There are two types of safrus lettering: Ashkenaz and S’faradi. Ashkenaz breaks down into Beis Yosef K’sav and Ari Zal K’sav. Most people of Lithuanian descent use Beis Yosef K’sav. Most people of Eastern European descent (including all Chasidim) use Ari Zal K’sav. The Labovitch Chasidim use Ari Zal K’sav or Alter Rebbe K’sav which is a type of Ari Zal K’sav.
There are several differences between the Beis Yosef and the Ari Zal in how to make some of the letters. The most significant difference is the letter ‘tzadik’. In K’sav Beis Yosef a tzadik is made by joining a yud to a nun. In K’sav Ari Zal a tzadik is made by joining a backwards yud to a nun. The question is: How do we know that a backwards yud attached to a nun is kosher?
In the past fifteen years I have read many sources that indicate that a person who does not follow the Ari Zal’s customs in general should not use Ari Zal K’sav. Practically speaking, I have rarely heard of a rov who poskens that a person should replace his mezuzos or tefillin if they are Ari Zal K’sav and his minhag is Beis Yosef or vice versa.
One of my customers is a true Yekee (he follows the customs of the German Jewish community). Since he has tefillin that are written in Ari Zal K’sav, I thought I would let him know. He in turn asked Reb Feival Zimmerman, the Rav of Gateshead, also a Yekee. He poskened that my customer need not worry about it, and there is no reason for him to change his parshios.
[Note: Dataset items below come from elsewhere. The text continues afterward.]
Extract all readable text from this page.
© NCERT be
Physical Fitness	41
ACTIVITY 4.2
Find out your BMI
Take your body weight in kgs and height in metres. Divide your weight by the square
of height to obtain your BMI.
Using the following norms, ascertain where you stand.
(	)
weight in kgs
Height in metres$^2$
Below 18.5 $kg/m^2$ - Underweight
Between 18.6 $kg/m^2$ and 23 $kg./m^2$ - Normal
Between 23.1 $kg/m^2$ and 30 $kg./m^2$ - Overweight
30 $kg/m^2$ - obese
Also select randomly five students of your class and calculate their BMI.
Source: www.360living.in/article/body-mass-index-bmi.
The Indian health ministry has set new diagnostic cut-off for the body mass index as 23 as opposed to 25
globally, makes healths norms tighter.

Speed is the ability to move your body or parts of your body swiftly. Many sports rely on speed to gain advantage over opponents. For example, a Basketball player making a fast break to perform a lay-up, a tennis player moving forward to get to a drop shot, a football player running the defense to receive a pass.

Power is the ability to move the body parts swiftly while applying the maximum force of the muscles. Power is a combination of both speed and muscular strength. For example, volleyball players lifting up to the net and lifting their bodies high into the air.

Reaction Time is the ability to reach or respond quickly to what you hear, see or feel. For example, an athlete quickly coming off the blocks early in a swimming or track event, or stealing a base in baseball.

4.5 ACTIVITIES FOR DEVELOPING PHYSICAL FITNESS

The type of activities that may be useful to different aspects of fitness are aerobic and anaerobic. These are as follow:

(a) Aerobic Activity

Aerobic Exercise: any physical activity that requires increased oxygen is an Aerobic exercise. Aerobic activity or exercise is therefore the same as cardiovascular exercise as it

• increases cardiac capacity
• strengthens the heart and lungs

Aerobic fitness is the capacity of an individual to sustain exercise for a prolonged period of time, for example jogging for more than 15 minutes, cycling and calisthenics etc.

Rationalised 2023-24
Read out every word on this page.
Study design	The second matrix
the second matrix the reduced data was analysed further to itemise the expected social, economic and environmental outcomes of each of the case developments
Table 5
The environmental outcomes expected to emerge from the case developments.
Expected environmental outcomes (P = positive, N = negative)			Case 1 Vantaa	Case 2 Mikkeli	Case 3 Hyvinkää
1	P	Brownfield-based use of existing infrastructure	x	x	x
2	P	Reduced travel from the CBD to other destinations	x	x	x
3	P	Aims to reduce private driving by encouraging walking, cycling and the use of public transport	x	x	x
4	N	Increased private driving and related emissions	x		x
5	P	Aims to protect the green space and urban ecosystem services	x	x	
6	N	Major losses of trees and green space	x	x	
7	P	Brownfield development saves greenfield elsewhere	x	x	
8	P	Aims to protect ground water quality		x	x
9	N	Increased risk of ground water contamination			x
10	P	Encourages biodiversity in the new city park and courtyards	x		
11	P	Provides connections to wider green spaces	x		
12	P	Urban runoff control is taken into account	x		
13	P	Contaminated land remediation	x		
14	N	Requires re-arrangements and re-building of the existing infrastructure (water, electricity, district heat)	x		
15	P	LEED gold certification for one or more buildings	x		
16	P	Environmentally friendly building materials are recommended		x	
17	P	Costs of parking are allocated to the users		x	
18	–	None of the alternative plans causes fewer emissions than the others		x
Another customer told me that he received his tefillin from his father who received them from his father. After many years he had his tefillin checked and found that the shel rosh was k’sav ari and the shel yad was k’sav beis yosef. He asked Reb Dovid Feinstein what the halacha is in such a case and Reb Dovid Feinstein told him that this is a case of tartei d’sasrei (two things which contridict each other) and that they need to be replaced.
Of course, you should not rely on the story for p’sak halacha. If you should find yourself in this situtation you should consult with a rabbi.